David Albright, a former nuclear weapons inspector who heads the Institute for Science and International Security, also stressed the importance of the U.S. and the rest of the international community making clear to Iran that crossing the red line has serious consequences, including the possibility of a military strike.
"If you fuzz that red line, then you lose all. You lose the deterrence that Iran currently feels against crossing that red line, and then you better get used to Iran having nuclear weapons," Albright said.
This could all come to a head in the next year or so when Iran might have enough enriched uranium to make a bomb. The key is whether Iran decides to go the final step and enrich to weapons-grade uranium.
But both Albright and retired Israeli nuclear scientist Ephraim Asculai doubt Iran would move ahead until they are in a position to have enough fissile material to make several bombs. Asculai said Iran would want "four to five weapons minimal for an arsenal."
If Iran keeps enriching to 20% at the current pace, Albright said "they're going to need most of this year to get the first (bomb) and if they increase production, maybe they'll have enough for three or four by the end of 2013." If Iran decides it actually wants to build a bomb at that point, then it would need a few months to further enrich the uranium to weapons grade, according to Albright.

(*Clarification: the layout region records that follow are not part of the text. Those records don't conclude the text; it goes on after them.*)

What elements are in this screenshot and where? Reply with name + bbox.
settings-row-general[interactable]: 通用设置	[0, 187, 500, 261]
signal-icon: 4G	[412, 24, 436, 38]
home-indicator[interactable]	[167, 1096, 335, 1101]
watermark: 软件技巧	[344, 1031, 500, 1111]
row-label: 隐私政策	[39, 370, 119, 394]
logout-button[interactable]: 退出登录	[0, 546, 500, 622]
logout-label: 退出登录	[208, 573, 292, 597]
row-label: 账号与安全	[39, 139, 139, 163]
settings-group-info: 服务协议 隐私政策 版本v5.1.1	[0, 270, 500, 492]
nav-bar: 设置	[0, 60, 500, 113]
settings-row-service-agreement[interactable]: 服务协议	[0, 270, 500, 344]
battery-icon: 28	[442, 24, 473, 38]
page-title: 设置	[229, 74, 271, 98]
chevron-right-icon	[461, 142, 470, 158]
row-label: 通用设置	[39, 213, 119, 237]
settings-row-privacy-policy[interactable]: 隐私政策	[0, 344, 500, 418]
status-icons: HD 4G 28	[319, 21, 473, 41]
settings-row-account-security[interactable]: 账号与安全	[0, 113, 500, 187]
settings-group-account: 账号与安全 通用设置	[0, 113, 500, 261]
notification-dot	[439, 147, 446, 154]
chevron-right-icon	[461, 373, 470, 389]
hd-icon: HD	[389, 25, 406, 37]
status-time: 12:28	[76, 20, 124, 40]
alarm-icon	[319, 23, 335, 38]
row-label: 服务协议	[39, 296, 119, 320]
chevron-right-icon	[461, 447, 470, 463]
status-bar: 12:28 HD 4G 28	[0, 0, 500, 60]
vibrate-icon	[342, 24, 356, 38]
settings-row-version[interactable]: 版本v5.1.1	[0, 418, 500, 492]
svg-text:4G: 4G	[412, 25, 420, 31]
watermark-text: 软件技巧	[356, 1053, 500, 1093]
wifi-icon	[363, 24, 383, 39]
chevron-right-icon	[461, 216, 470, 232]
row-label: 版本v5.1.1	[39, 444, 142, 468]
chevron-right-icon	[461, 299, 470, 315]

To a degree, all of this is speculation. As Albright and Asculai point out, Iran has had problems with its centrifuges, and international sanctions have been a drag on Iran's ability to procure needed parts for its program.
IAEA inspectors have been thwarted by Iran in their attempts to visit all potential nuclear sites. And no one knows for sure whether Iran will even build a nuclear weapon.
It's that ambiguity that puts the international community on edge as Iran moves closer to at least the potential of having a bomb.